Nasıl ödenebilir ki o hak?
Canından etinden bir parça, nasıl ayrı düşebilir ki ana karadan?
Mayıs’ın ikinci pazarı yeter mi bunu anlatmaya?
Peki ya bir hediye?
İki lafından biri “Annen kurban olsun seni verene” olan bir kadının sevgisini anlatmaya, kelimeler yeter mi?
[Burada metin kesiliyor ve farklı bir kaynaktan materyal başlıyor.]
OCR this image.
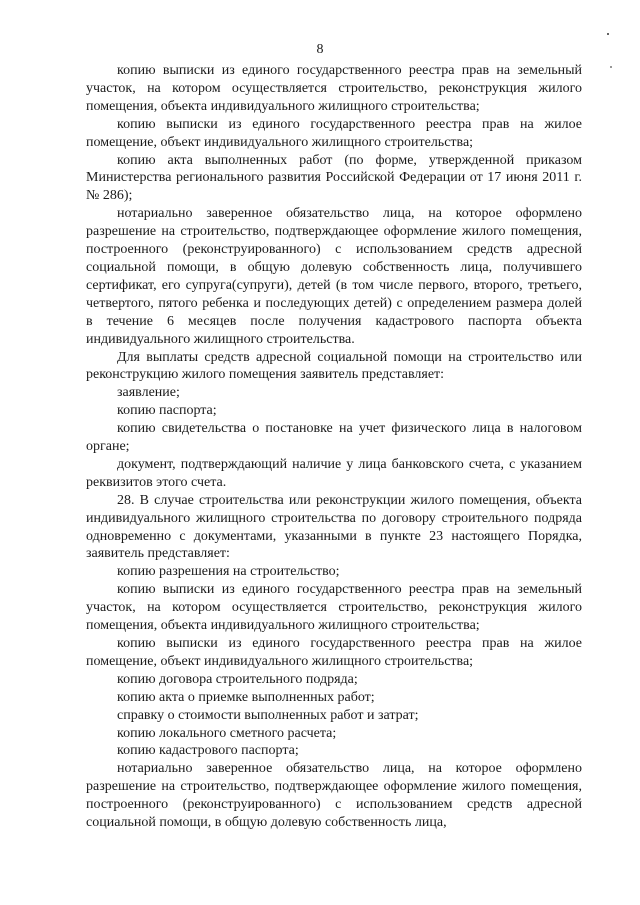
8

копию выписки из единого государственного реестра прав на земельный участок, на котором осуществляется строительство, реконструкция жилого помещения, объекта индивидуального жилищного строительства;

копию выписки из единого государственного реестра прав на жилое помещение, объект индивидуального жилищного строительства;

копию акта выполненных работ (по форме, утвержденной приказом Министерства регионального развития Российской Федерации от 17 июня 2011 г. № 286);

нотариально заверенное обязательство лица, на которое оформлено разрешение на строительство, подтверждающее оформление жилого помещения, построенного (реконструированного) с использованием средств адресной социальной помощи, в общую долевую собственность лица, получившего сертификат, его супруга(супруги), детей (в том числе первого, второго, третьего, четвертого, пятого ребенка и последующих детей) с определением размера долей в течение 6 месяцев после получения кадастрового паспорта объекта индивидуального жилищного строительства.

Для выплаты средств адресной социальной помощи на строительство или реконструкцию жилого помещения заявитель представляет:

заявление;

копию паспорта;

копию свидетельства о постановке на учет физического лица в налоговом органе;

документ, подтверждающий наличие у лица банковского счета, с указанием реквизитов этого счета.

28. В случае строительства или реконструкции жилого помещения, объекта индивидуального жилищного строительства по договору строительного подряда одновременно с документами, указанными в пункте 23 настоящего Порядка, заявитель представляет:

копию разрешения на строительство;

копию выписки из единого государственного реестра прав на земельный участок, на котором осуществляется строительство, реконструкция жилого помещения, объекта индивидуального жилищного строительства;

копию выписки из единого государственного реестра прав на жилое помещение, объект индивидуального жилищного строительства;

копию договора строительного подряда;

копию акта о приемке выполненных работ;

справку о стоимости выполненных работ и затрат;

копию локального сметного расчета;

копию кадастрового паспорта;

нотариально заверенное обязательство лица, на которое оформлено разрешение на строительство, подтверждающее оформление жилого помещения, построенного (реконструированного) с использованием средств адресной социальной помощи, в общую долевую собственность лица,
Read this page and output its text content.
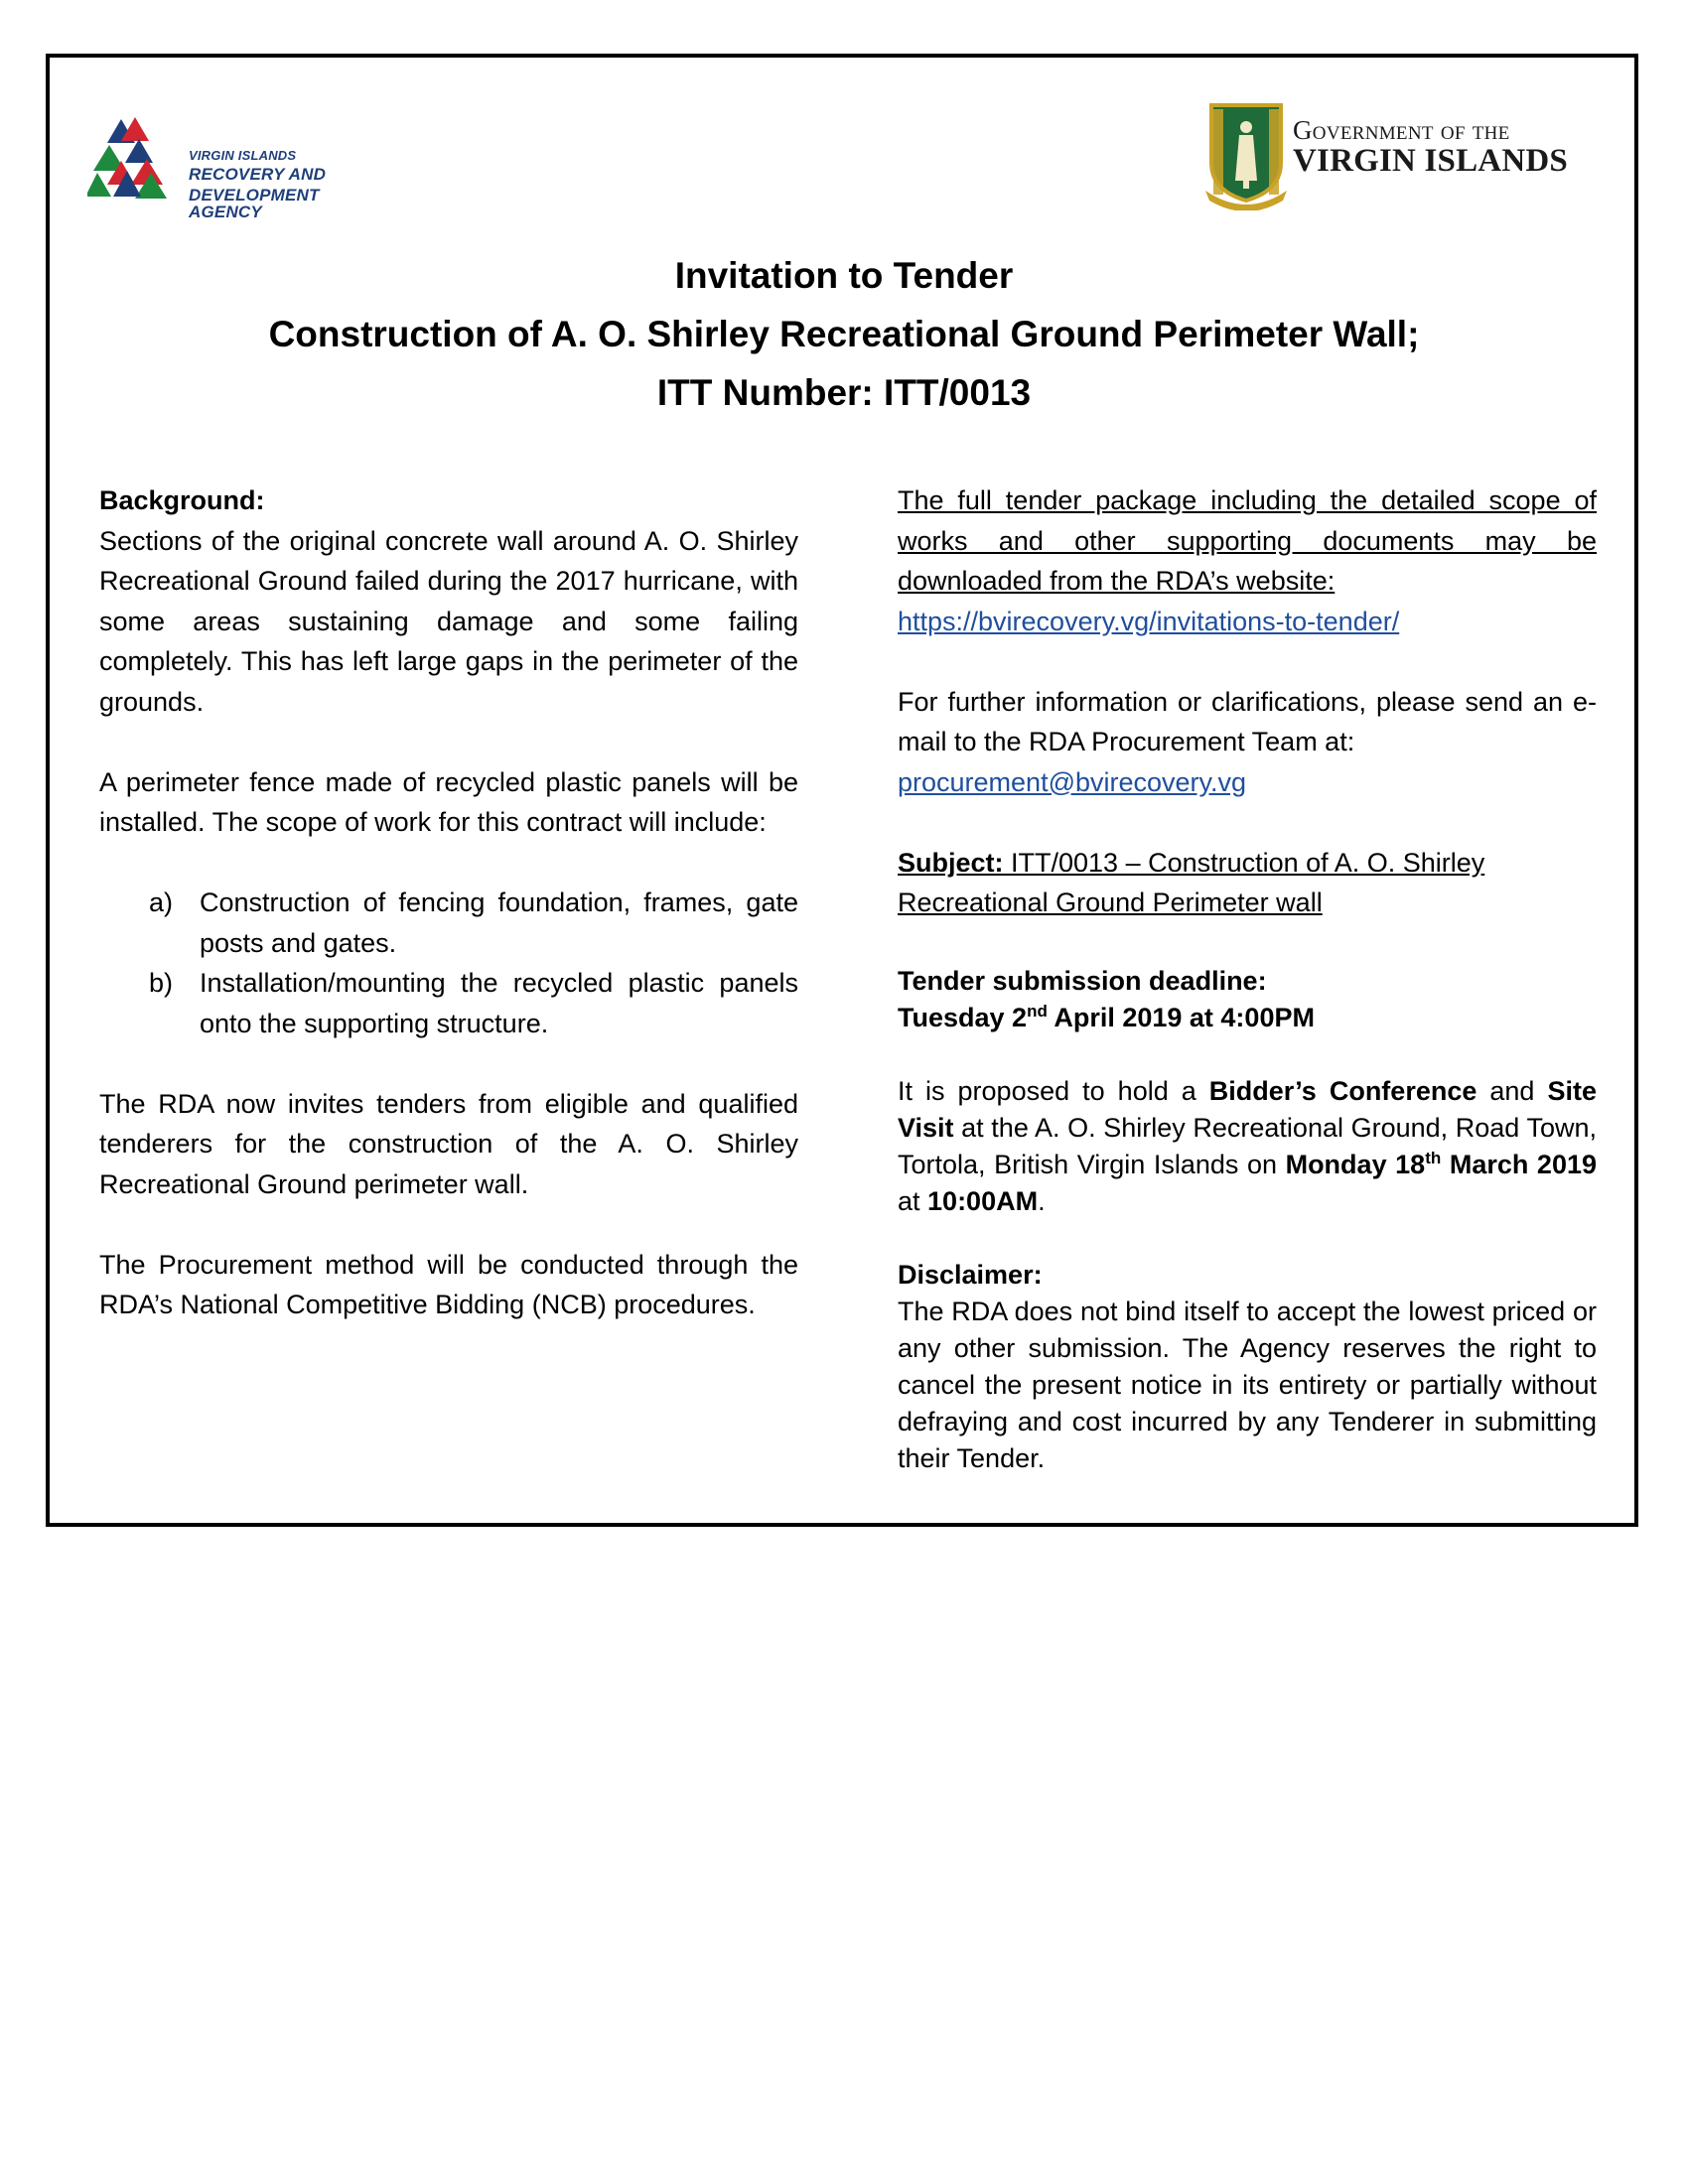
VIRGIN ISLANDS
RECOVERY AND
DEVELOPMENT AGENCY
Government of the
VIRGIN ISLANDS
Invitation to Tender
Construction of A. O. Shirley Recreational Ground Perimeter Wall;
ITT Number: ITT/0013
Background:

Sections of the original concrete wall around A. O. Shirley Recreational Ground failed during the 2017 hurricane, with some areas sustaining damage and some failing completely. This has left large gaps in the perimeter of the grounds.

A perimeter fence made of recycled plastic panels will be installed. The scope of work for this contract will include:

a) Construction of fencing foundation, frames, gate posts and gates.
b) Installation/mounting the recycled plastic panels onto the supporting structure.

The RDA now invites tenders from eligible and qualified tenderers for the construction of the A. O. Shirley Recreational Ground perimeter wall.

The Procurement method will be conducted through the RDA’s National Competitive Bidding (NCB) procedures.

The full tender package including the detailed scope of works and other supporting documents may be downloaded from the RDA’s website:

https://bvirecovery.vg/invitations-to-tender/

For further information or clarifications, please send an e-mail to the RDA Procurement Team at:

procurement@bvirecovery.vg

Subject: ITT/0013 – Construction of A. O. Shirley Recreational Ground Perimeter wall

Tender submission deadline:
Tuesday 2nd April 2019 at 4:00PM

It is proposed to hold a Bidder’s Conference and Site Visit at the A. O. Shirley Recreational Ground, Road Town, Tortola, British Virgin Islands on Monday 18th March 2019 at 10:00AM.

Disclaimer:

The RDA does not bind itself to accept the lowest priced or any other submission. The Agency reserves the right to cancel the present notice in its entirety or partially without defraying and cost incurred by any Tenderer in submitting their Tender.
Dünyanın en kutsal varlıkları…
Dünya’nın en emektar insanları…
Her günümüzü size versek, ödeyemeyiz hakkınızı…
Annelerin günü olmaz…
Anneler hatırlanmaz…
Çünkü hatırlamak için, önce unutmak gerekir, her şey unutulur da analık asla unutulmaz…
Sağlıcakla kalın..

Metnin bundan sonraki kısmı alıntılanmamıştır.